Church-wide presentations and vote

  • Some churches have a month-long budget or stewardship emphasis to help people understand what makes up all these figures and why each person in the church is important to make all of it happen. Many churches will use every form of communication possible to inform members and get them involved.
  • If the church is on the fiscal calendar year, then these presentations are in October with a vote by mid-November (before Thanksgiving) so as not  to encroach on Advent.
  • Typically, this work is done 2-3 months before the new fiscal year.

Follow up

This is a continuous process during the fiscal year. People need to be reminded of how their money is being used and the good that it is doing. Take advantage of Sunday morning offering times to tell the stories of how lives are being changed due to the generosity of church donors.


3. Who needs to be involved in the process?

Early stages

  • In the early development of a budget, you need the informed leadership working on the budget.

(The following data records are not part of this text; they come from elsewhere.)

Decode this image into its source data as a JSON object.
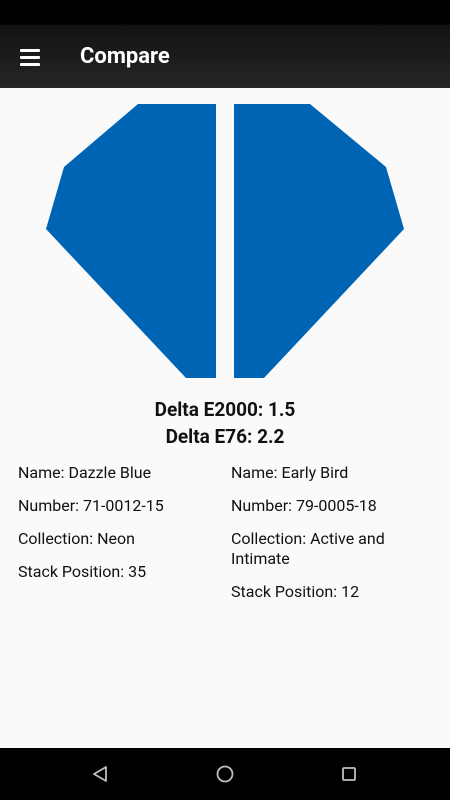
{
  "app": {
    "title": "Compare"
  },
  "colors": {
    "left_swatch": "#0064b4",
    "right_swatch": "#0064b4"
  },
  "delta": {
    "e2000": "Delta E2000: 1.5",
    "e76": "Delta E76: 2.2"
  },
  "left": {
    "name": "Name: Dazzle Blue",
    "number": "Number: 71-0012-15",
    "collection": "Collection: Neon",
    "stack": "Stack Position: 35"
  },
  "right": {
    "name": "Name: Early Bird",
    "number": "Number: 79-0005-18",
    "collection": "Collection: Active and Intimate",
    "stack": "Stack Position: 12"
  },
  "nav": {
    "back": "back-icon",
    "home": "home-icon",
    "recents": "recents-icon"
  }
}
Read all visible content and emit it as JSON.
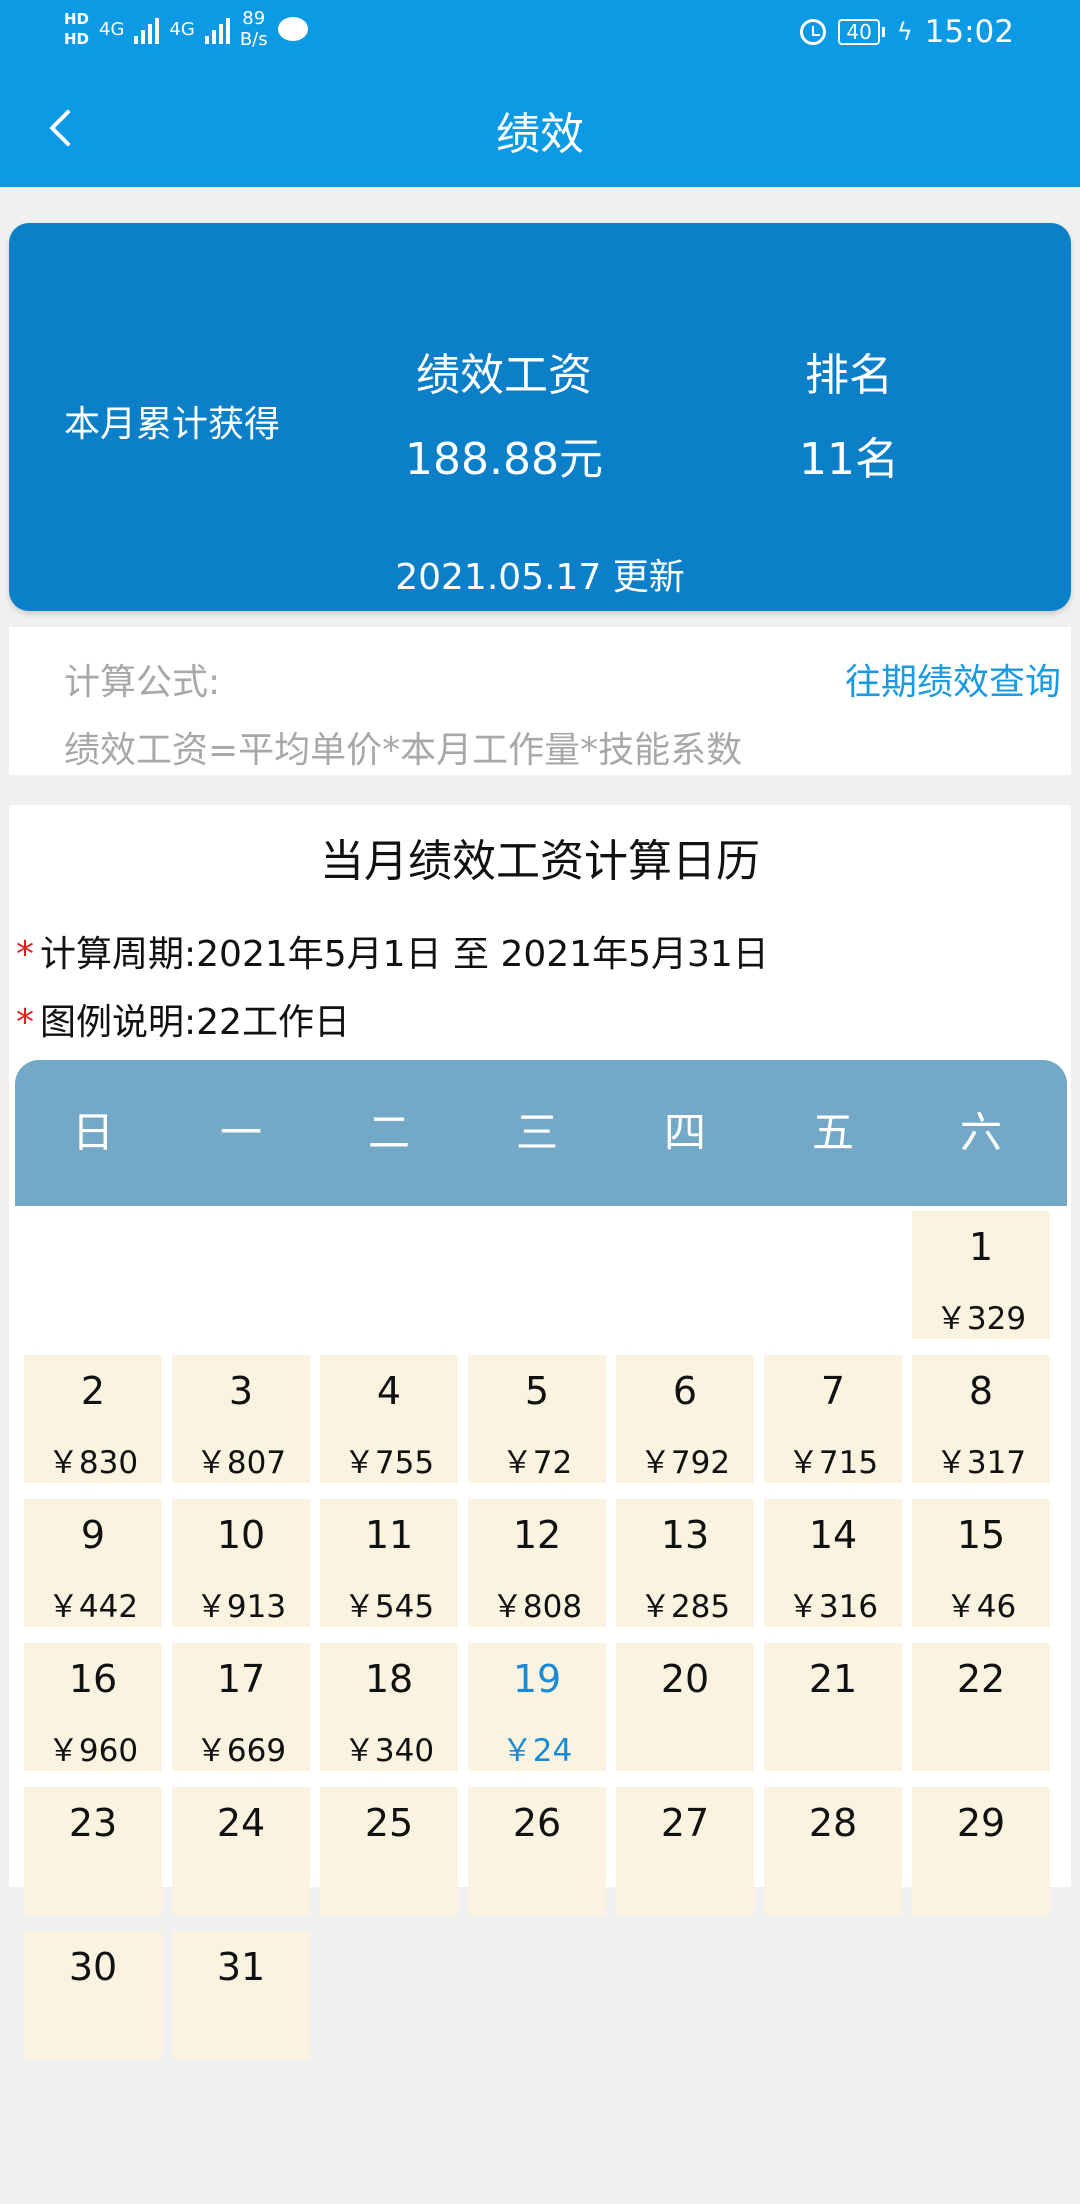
{
  "status_bar": {
    "hd1": "HD",
    "hd2": "HD",
    "net1": "4G",
    "net2": "4G",
    "speed_value": "89",
    "speed_unit": "B/s",
    "battery": "40",
    "time": "15:02"
  },
  "nav": {
    "title": "绩效"
  },
  "summary": {
    "label": "本月累计获得",
    "salary_header": "绩效工资",
    "salary_value": "188.88元",
    "rank_header": "排名",
    "rank_value": "11名",
    "updated": "2021.05.17 更新"
  },
  "formula": {
    "label": "计算公式:",
    "link": "往期绩效查询",
    "text": "绩效工资=平均单价*本月工作量*技能系数"
  },
  "calendar": {
    "title": "当月绩效工资计算日历",
    "period_label": "计算周期:",
    "period_value": "2021年5月1日 至 2021年5月31日",
    "legend_label": "图例说明:",
    "legend_value": "22工作日",
    "weekdays": [
      "日",
      "一",
      "二",
      "三",
      "四",
      "五",
      "六"
    ],
    "first_weekday": 6,
    "today": 19,
    "days": [
      {
        "day": "1",
        "amount": "￥329"
      },
      {
        "day": "2",
        "amount": "￥830"
      },
      {
        "day": "3",
        "amount": "￥807"
      },
      {
        "day": "4",
        "amount": "￥755"
      },
      {
        "day": "5",
        "amount": "￥72"
      },
      {
        "day": "6",
        "amount": "￥792"
      },
      {
        "day": "7",
        "amount": "￥715"
      },
      {
        "day": "8",
        "amount": "￥317"
      },
      {
        "day": "9",
        "amount": "￥442"
      },
      {
        "day": "10",
        "amount": "￥913"
      },
      {
        "day": "11",
        "amount": "￥545"
      },
      {
        "day": "12",
        "amount": "￥808"
      },
      {
        "day": "13",
        "amount": "￥285"
      },
      {
        "day": "14",
        "amount": "￥316"
      },
      {
        "day": "15",
        "amount": "￥46"
      },
      {
        "day": "16",
        "amount": "￥960"
      },
      {
        "day": "17",
        "amount": "￥669"
      },
      {
        "day": "18",
        "amount": "￥340"
      },
      {
        "day": "19",
        "amount": "￥24"
      },
      {
        "day": "20",
        "amount": ""
      },
      {
        "day": "21",
        "amount": ""
      },
      {
        "day": "22",
        "amount": ""
      },
      {
        "day": "23",
        "amount": ""
      },
      {
        "day": "24",
        "amount": ""
      },
      {
        "day": "25",
        "amount": ""
      },
      {
        "day": "26",
        "amount": ""
      },
      {
        "day": "27",
        "amount": ""
      },
      {
        "day": "28",
        "amount": ""
      },
      {
        "day": "29",
        "amount": ""
      },
      {
        "day": "30",
        "amount": ""
      },
      {
        "day": "31",
        "amount": ""
      }
    ]
  },
  "colors": {
    "header": "#0c9ae4",
    "summary": "#0b80c8",
    "weekhead": "#74a8c7",
    "cell": "#f9f3e0",
    "link": "#1a9ae0",
    "today": "#1a8ad6",
    "required_star": "#e02020"
  }
}
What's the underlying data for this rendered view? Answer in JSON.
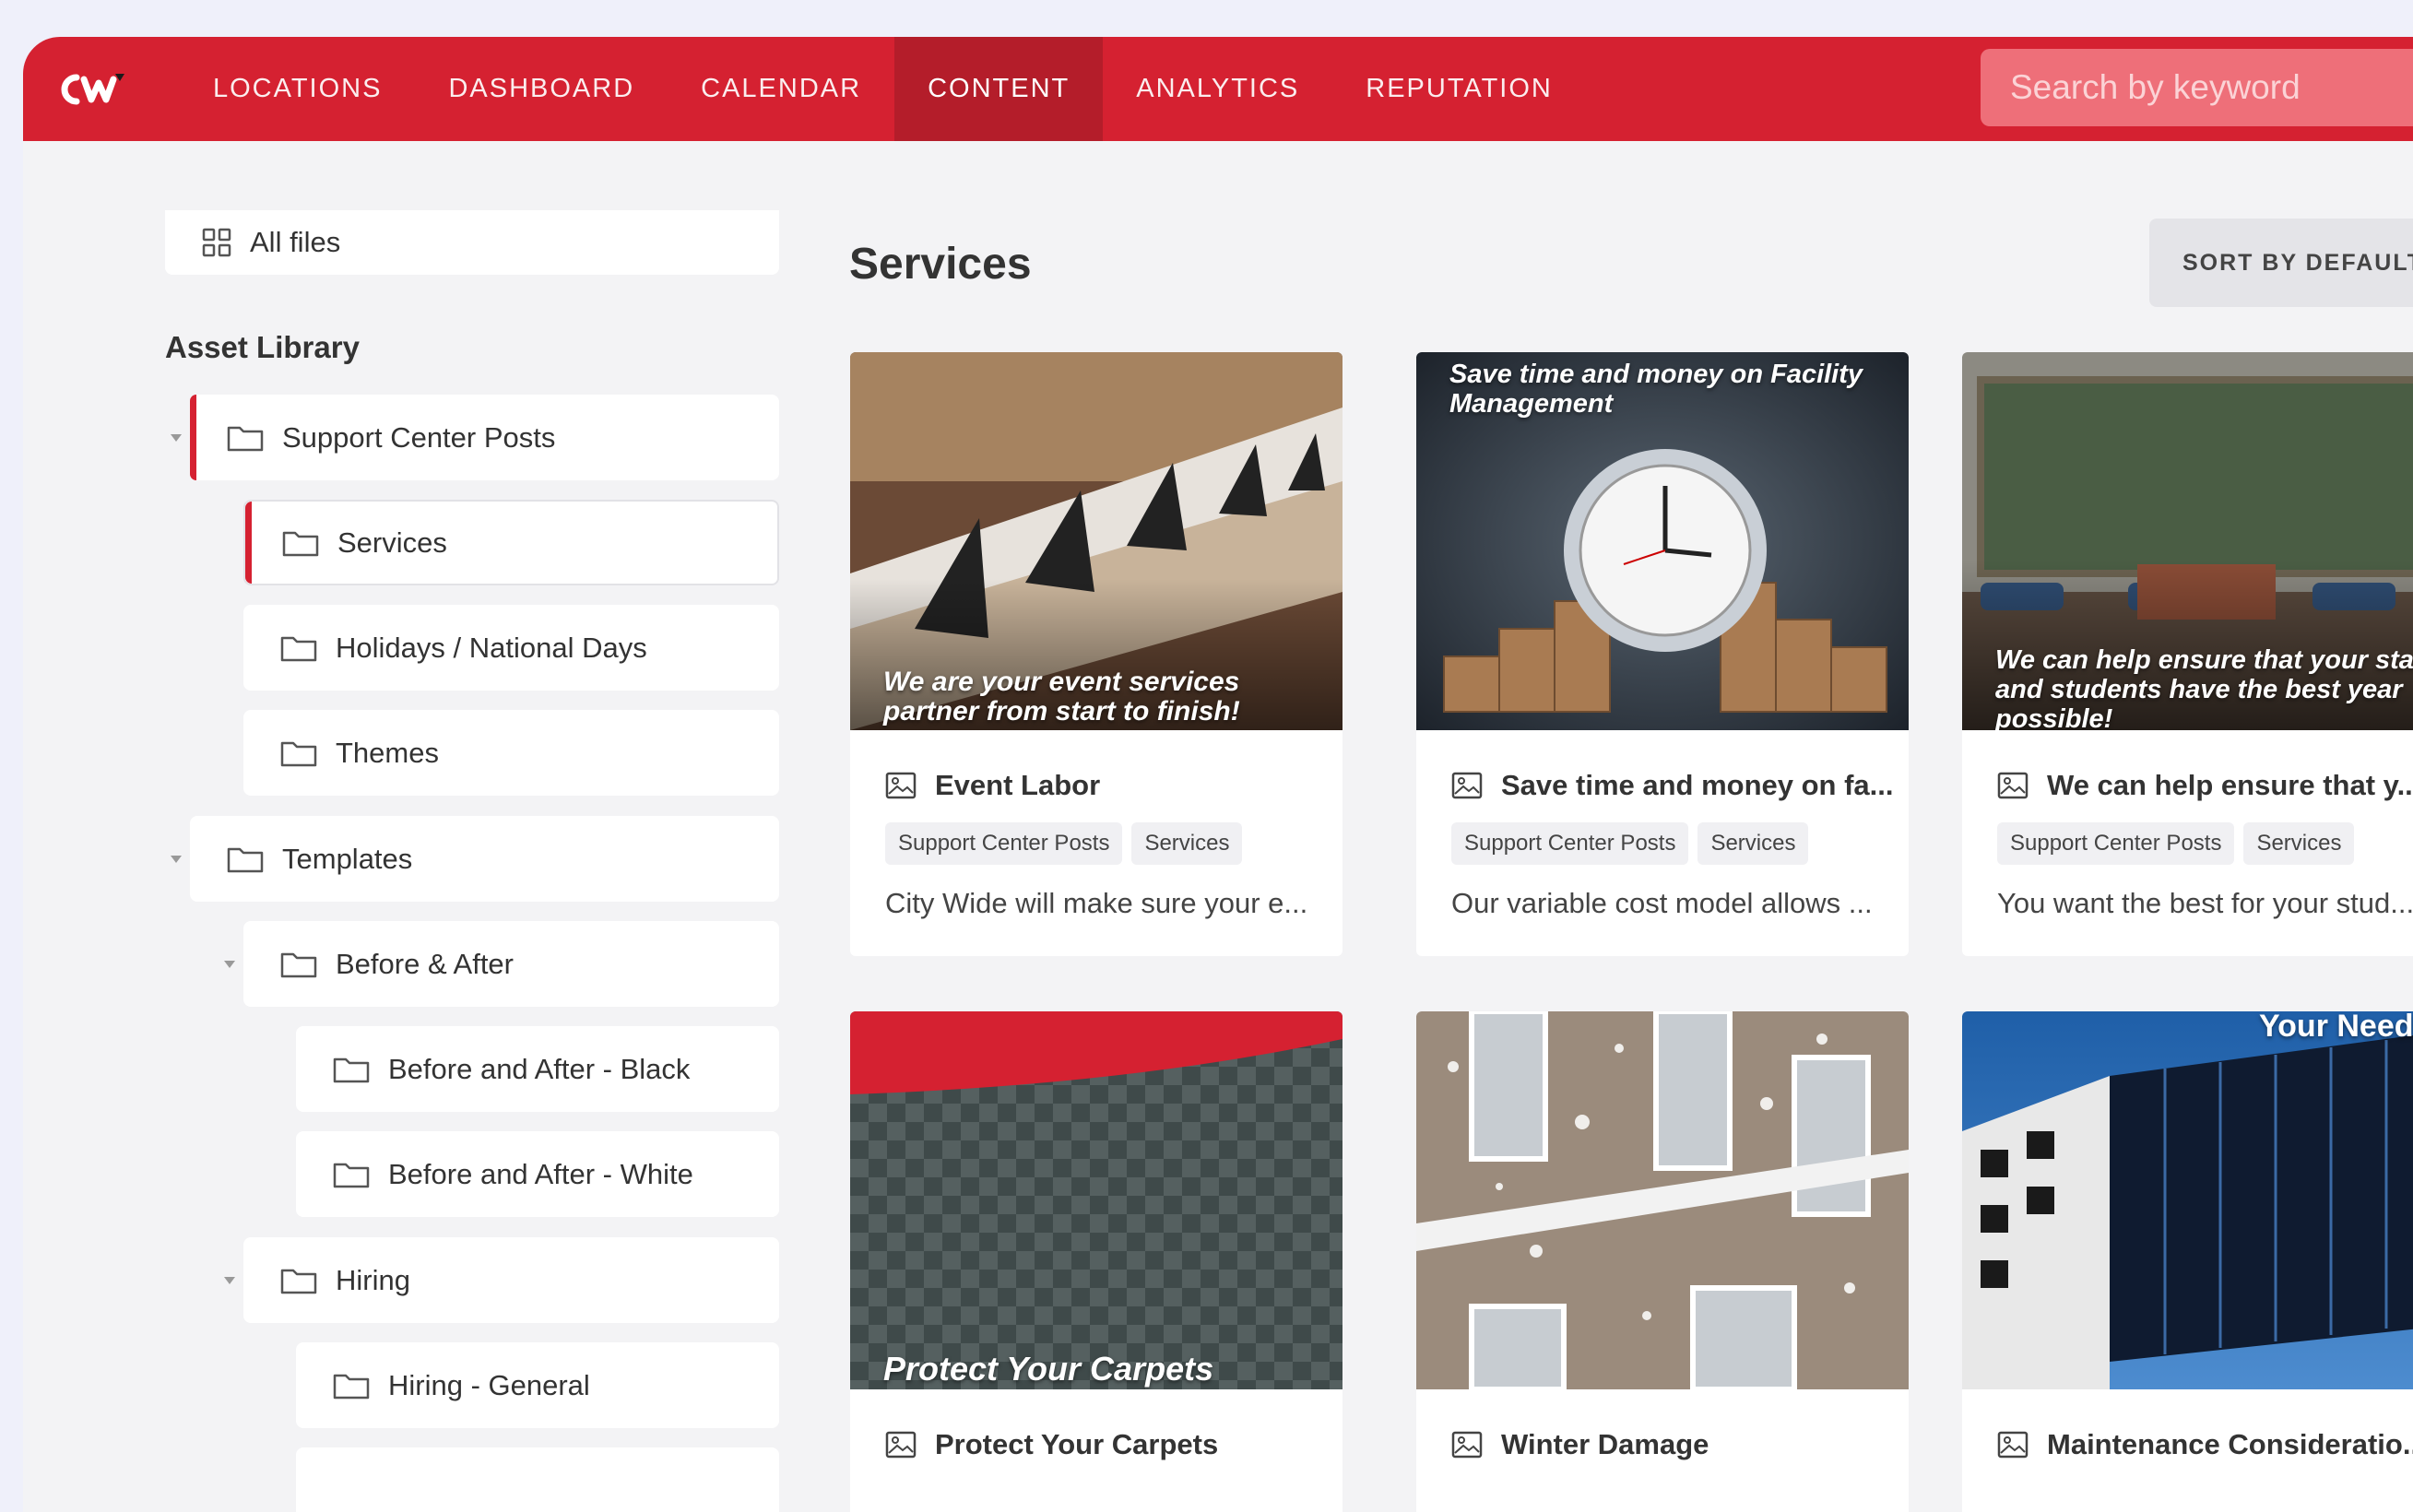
{
  "nav": {
    "items": [
      "LOCATIONS",
      "DASHBOARD",
      "CALENDAR",
      "CONTENT",
      "ANALYTICS",
      "REPUTATION"
    ],
    "active": "CONTENT",
    "search_placeholder": "Search by keyword"
  },
  "colors": {
    "brand": "#d52131",
    "brand_dark": "#b41d2a",
    "accent": "#d52131"
  },
  "sidebar": {
    "all_files": "All files",
    "library_title": "Asset Library",
    "items": [
      {
        "label": "Support Center Posts",
        "level": 0,
        "expanded": true
      },
      {
        "label": "Services",
        "level": 1,
        "selected": true
      },
      {
        "label": "Holidays / National Days",
        "level": 1
      },
      {
        "label": "Themes",
        "level": 1
      },
      {
        "label": "Templates",
        "level": 0,
        "expanded": true
      },
      {
        "label": "Before & After",
        "level": 1,
        "expanded": true
      },
      {
        "label": "Before and After - Black",
        "level": 2
      },
      {
        "label": "Before and After - White",
        "level": 2
      },
      {
        "label": "Hiring",
        "level": 1,
        "expanded": true
      },
      {
        "label": "Hiring - General",
        "level": 2
      }
    ]
  },
  "main": {
    "title": "Services",
    "sort_label": "SORT BY DEFAULT",
    "cards": [
      {
        "title": "Event Labor",
        "image_caption": "We are your event services partner from start to finish!",
        "tags": [
          "Support Center Posts",
          "Services"
        ],
        "description": "City Wide will make sure your e..."
      },
      {
        "title": "Save time and money on fa...",
        "image_caption": "Save time and money on Facility Management",
        "tags": [
          "Support Center Posts",
          "Services"
        ],
        "description": "Our variable cost model allows ..."
      },
      {
        "title": "We can help ensure that y...",
        "image_caption": "We can help ensure that your staff and students have the best year possible!",
        "tags": [
          "Support Center Posts",
          "Services"
        ],
        "description": "You want the best for your stud..."
      },
      {
        "title": "Protect Your Carpets",
        "image_caption": "Protect Your Carpets",
        "tags": [],
        "description": ""
      },
      {
        "title": "Winter Damage",
        "image_caption": "",
        "tags": [],
        "description": ""
      },
      {
        "title": "Maintenance Consideratio...",
        "image_caption": "Your Needs",
        "tags": [],
        "description": ""
      }
    ]
  }
}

This usually means the informed leadership in each budget area meets to plan their goals and determine the resources they need to achieve those plans.
  • The Budget Committee (or designated sub-committee of the Finance Committee) does not have jurisdiction over the goals in the various ministry areas because they are not as fully informed about those areas as the respective committees are.

Middle stages

  • At some point in the development process, the many ministry committees should invite feedback from the people invested in each area.
  • For example, the Missions Committee should tell people interested in missions what the plans are and then ask them for their ideas about what is needed on future endeavors. Committees must never create budgets in a vacuum – seek input first from the leadership and then from the followship. The “wisdom of the crowds” is valid and insightful.

Later stages

Finally, the different components of the budget will become public and that is when as many people as possible should be aware of the budget (at a minimum) and invested in it. The more people that are “buying into” the budget and what it wants to do, the more successful all the areas of the budget will be.


4. Should you use pledge cards?

Some churches have used pledge cards for decades and will continue to use them. Some churches stopped using them; some of those members regret that decision and others do not.

Pledge cards have several purposes:

  • As a tool in setting the budget
  • As a way to challenge people to give more
  • To track how much people have given

Increasingly, younger generations do not want to commit to a figure they’ll give. They will give – and give generously – but they just don’t want to state how much they’ll give. There are so many variables in life (debts for school, home, car, credit card; kids; trips; business and home; etc.) that are hard to plan for.

If you use pledge cards, then have a clear, concise, consistent reason WHY you are using them.

  • Pledge cards should never be used as a tool to bully people into committing or giving – too often that is what pledge cards devolve to.
  • Like ALL aspects of church finances, pledge cards must be used in a positive way, such as encouraging people to be more generous (with their prayers, their time given to church activities, and their finances).


5. How do you estimate your annual income?

This is one of the hardest numbers to determine in financial budgeting.

Fiscal prudence suggests one or a combination of the following. A church should be able to do better in the future than it has in the past.

  • Use the past 12 months’ rolling figure of actual receipts
  • Use 90% of the past 12 months’ rolling figure of actual receipts
  • Use a spreadsheet formula to forecast the next 12 months’ income

These formulas are intentionally conservative. The church can use any “excess” for capital needs, additional staffing or programming needs, and/or to establish and replenish reserves.
Be financially conservative in your projections. You won’t regret it.